Tested on Windows 10 Professional and Windows 2008 R2, so this approach should work on Windows 2012 R2 etc. too. Actually these steps must be done manually.
A: If you have own signed SSL certificate then continue with part B:, this part describes usage of free "Let's Encrypt" certificate generated by TSplus SSL tool.
1. start AdminTool GUI > Security > SSL Certificate Toolkit
2. File > Open Keystore File > ***TSPlus_installation_folder***\Clients\webserver\cert.jks (default password: secret)
3. Right click on Private Key(jwts) > Export > Private Key and Certificates > PKCS#12 > OK (default password: secret, after next password fields should be empty)
4. save your *.p12 certificate file somewhere on Desktop for fast access.
5. continue with part B:
1. start mmc.exe > File > Add/Remove Snap-In > Certificates > Add > Computer Account > (default!) Local Computer *** > Finish > OK
2. Console Root > Certificates (Local Computer) > Personal >> Right click > All Tasks > Import > Next > Browse >
> (choose extension "Personal Information Exchange") *.p12 YOUR CERTIFICATE FILE > Next > (your pass, empty or you should remember it) >> (Allow "Mark this key as exportable" and "Include All Extended Properties") > Next
> (Automatically select the certificate based on the type of certificate) Next > Finish (press F5 to refresh if key did not yet appear under Personal\Certificates)
2.2 Right click on that new key entry > All Tasks > Manage Private Keys >Add "NETWORK SERVICE" with allowed "READ" rights.

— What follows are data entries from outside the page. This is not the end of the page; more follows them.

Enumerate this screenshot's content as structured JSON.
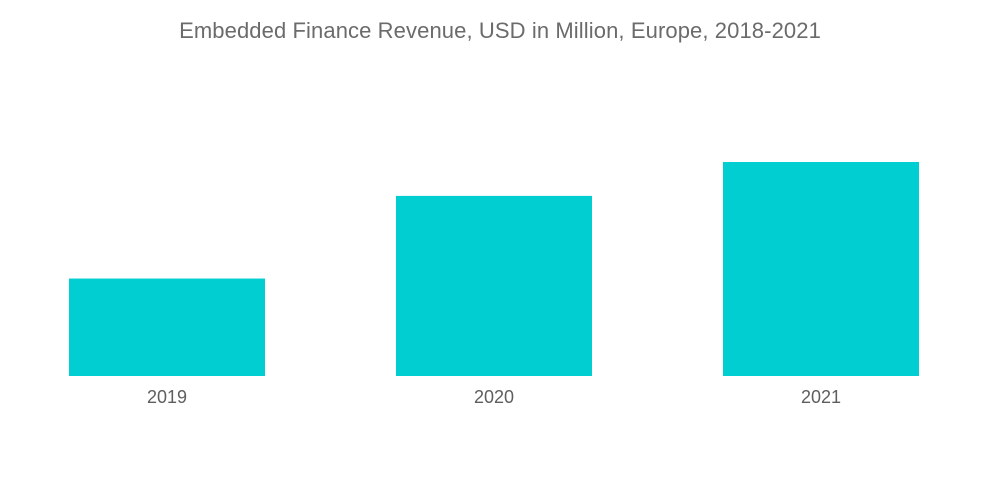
{
  "chart_data": {
    "type": "bar",
    "title": "Embedded Finance Revenue, USD in Million, Europe, 2018-2021",
    "categories": [
      "2019",
      "2020",
      "2021"
    ],
    "values": [
      46,
      85,
      101
    ],
    "xlabel": "",
    "ylabel": "",
    "ylim": [
      0,
      101
    ],
    "grid": false,
    "legend": "none",
    "colors": {
      "bar": "#00ced1",
      "title": "#6b6b6b",
      "tick_label": "#5e5e5e"
    }
  }
}
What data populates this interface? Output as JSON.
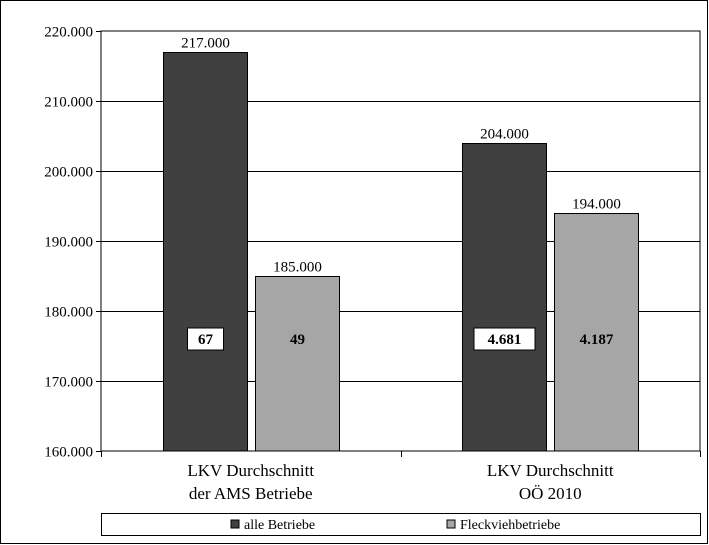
{
  "chart_data": {
    "type": "bar",
    "categories": [
      [
        "LKV Durchschnitt",
        "der AMS Betriebe"
      ],
      [
        "LKV Durchschnitt",
        "OÖ 2010"
      ]
    ],
    "series": [
      {
        "name": "alle Betriebe",
        "color": "#404040",
        "values": [
          217000,
          204000
        ],
        "value_labels": [
          "217.000",
          "204.000"
        ],
        "count_labels": [
          "67",
          "4.681"
        ]
      },
      {
        "name": "Fleckviehbetriebe",
        "color": "#a6a6a6",
        "values": [
          185000,
          194000
        ],
        "value_labels": [
          "185.000",
          "194.000"
        ],
        "count_labels": [
          "49",
          "4.187"
        ]
      }
    ],
    "ylim": [
      160000,
      220000
    ],
    "yticks": [
      160000,
      170000,
      180000,
      190000,
      200000,
      210000,
      220000
    ],
    "ytick_labels": [
      "160.000",
      "170.000",
      "180.000",
      "190.000",
      "200.000",
      "210.000",
      "220.000"
    ],
    "grid": true,
    "legend_position": "bottom"
  }
}
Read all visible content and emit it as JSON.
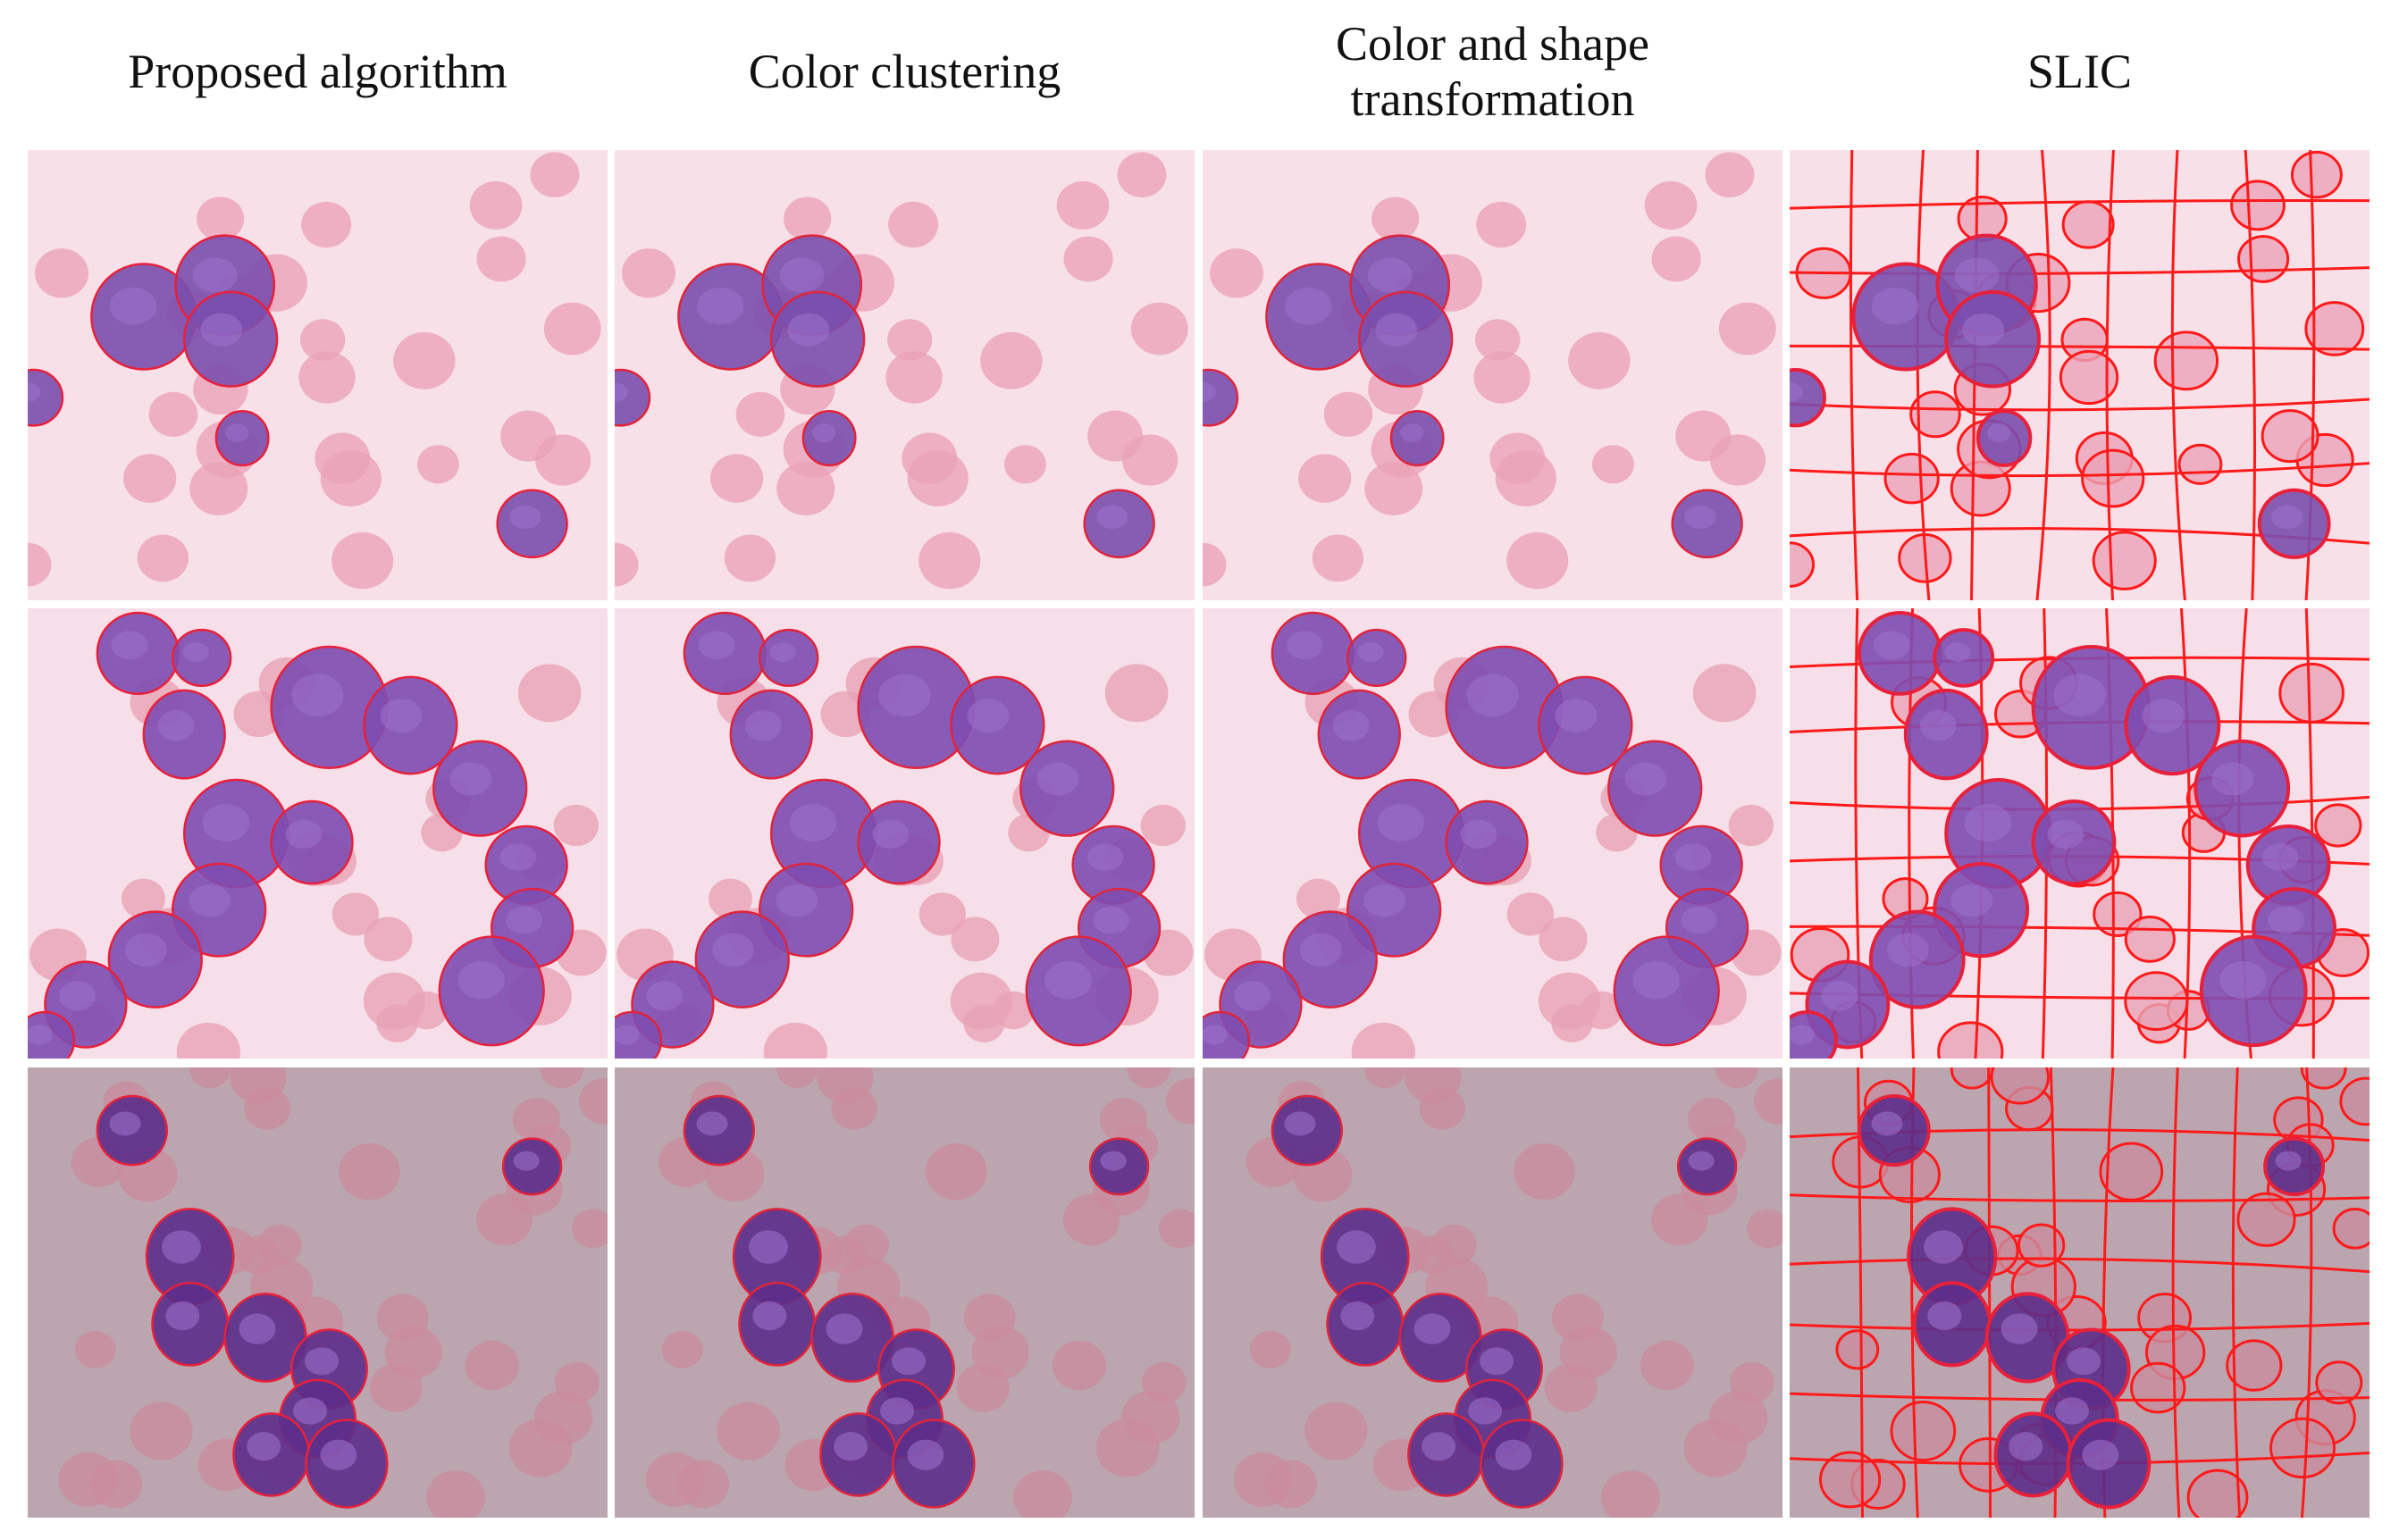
{
  "columns": [
    {
      "title": "Proposed algorithm"
    },
    {
      "title": "Color clustering"
    },
    {
      "title": "Color and shape transformation"
    },
    {
      "title": "SLIC"
    }
  ]
}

It is not always necessary step since on some systems this entry gets added automatically but if not add it manually.
3. Double click on freshly imported private key/certificate for your domain (usually it has the name of your signed domain under "Issued to")
4. Click on Details >> scroll down > Thumbprint > as example: ab 42 96 33 fb 19 28 65 30 a7 e1 63 2d 3f d2 96 70 1c 50 67> NOTICE IT SOMEWHERE
5. create with Notepad file "myreg.reg" and save there following text according to "Thumbprint" example above (remember the SSLCertificateSHA1Hash"=hex:ab,42,96,33***" is example, replace it by own values!!! Same in attached example_myreg.reg)
6. now execute that "myreg.reg" file and add so this information to registry, if you don't do this step then next step 8. will fail with error!!!
7. start cmd.exe with Administrator rights!
wmic /namespace:\\root\CIMV2\TerminalServices PATH Win32_TSGeneralSetting Set SSLCertificateSHA1Hash="ab429633fb19286530a7e1632d3fd296701c5067"
(now after execution it should report > Property(s) update successful > but if you missed some char or not added information from step 5. to registry then this step will fail with error)
(remember the SSLCertificateSHA1Hash="ab429633***" is example, replace it by own values!!!)
Congratulation, now whenever you call mstsc.exe > your_domain.com then the new signed certificate will be served to client by RDP server and so avoid annoying security message!